A lack of political support for gondolas in San Diego was seen last year. That's when Roberts removed funding for gondolas – or skyways – from a plan to pass a new Transnet transportation tax before it went to voters as Measure A.
“As chairman of SANDAG,” Roberts said in a written statement, “when it became clear that my support of skyways would be miscast by opponents of a mobility plan, that dedicated a record 42 percent of its spending to transit, I decided it was best to remove the skyway funding to improve Measure A’s chances.”
In the end, Roberts' move was irrelevant.
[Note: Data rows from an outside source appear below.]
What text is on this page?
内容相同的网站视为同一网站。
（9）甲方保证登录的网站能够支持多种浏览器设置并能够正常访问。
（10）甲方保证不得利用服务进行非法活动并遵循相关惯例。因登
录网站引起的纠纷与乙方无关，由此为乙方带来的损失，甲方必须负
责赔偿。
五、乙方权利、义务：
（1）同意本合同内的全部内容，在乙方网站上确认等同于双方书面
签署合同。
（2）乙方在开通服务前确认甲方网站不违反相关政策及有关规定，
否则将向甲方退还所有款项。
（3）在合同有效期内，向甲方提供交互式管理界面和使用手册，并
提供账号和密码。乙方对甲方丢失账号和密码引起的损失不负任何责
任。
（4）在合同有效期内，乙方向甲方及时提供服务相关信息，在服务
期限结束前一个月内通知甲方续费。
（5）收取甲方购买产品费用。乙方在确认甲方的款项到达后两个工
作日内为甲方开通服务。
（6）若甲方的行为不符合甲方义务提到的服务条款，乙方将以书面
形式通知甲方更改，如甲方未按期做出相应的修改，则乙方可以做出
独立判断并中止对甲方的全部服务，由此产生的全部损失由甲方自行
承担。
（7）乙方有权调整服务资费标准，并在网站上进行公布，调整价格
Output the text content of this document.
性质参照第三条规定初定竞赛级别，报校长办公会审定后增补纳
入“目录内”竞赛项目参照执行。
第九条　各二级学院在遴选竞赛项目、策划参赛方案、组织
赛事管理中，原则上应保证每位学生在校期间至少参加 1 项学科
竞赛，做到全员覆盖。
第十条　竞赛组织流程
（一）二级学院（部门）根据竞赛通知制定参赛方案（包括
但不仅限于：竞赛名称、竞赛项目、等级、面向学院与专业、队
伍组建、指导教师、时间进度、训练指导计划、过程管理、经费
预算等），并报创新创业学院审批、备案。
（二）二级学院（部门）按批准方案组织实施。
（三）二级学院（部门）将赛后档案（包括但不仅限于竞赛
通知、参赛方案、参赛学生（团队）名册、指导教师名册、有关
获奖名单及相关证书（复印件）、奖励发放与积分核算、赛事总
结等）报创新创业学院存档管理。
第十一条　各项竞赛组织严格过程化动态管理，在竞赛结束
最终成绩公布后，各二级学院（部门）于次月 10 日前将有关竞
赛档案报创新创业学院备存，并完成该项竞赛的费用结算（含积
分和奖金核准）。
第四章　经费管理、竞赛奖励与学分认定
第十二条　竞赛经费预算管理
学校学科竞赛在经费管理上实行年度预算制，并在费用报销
Measure A failed to get the two-thirds majority it needed to pass.
An enduring faith in gondolas
Ron Roberts' county supervisor’s office is full of memorabilia. There are photographs of him with Ronald Reagan and Bill Walton. Signed baseballs. A bat, autographed by Ted Williams. A conceptual drawing of a Bayfront-to-Balboa Park gondola sits on the floor, leaning against a bookshelf. Roberts’ chairmanship of SANDAG expires at the end of the year. He’ll be termed out of his supervisor’s seat at the end of 2018.
He won’t say whether funding for a gondola may appear in a future Transnet proposal. But he said there are other avenues for funding a pilot project.
“The federal government has grants for smaller projects that are innovative,” he said. “California has this incredible effort going on. What do we do on greenhouse gas? They’ve got a pile of money and they’re looking for innovative projects. So there are different sources out there that could be put together.”
And if that happens, Roberts says that would be just the beginning.
“You get one line in and, I guarantee you, in less than 15 years, you’ll have four of them operating.”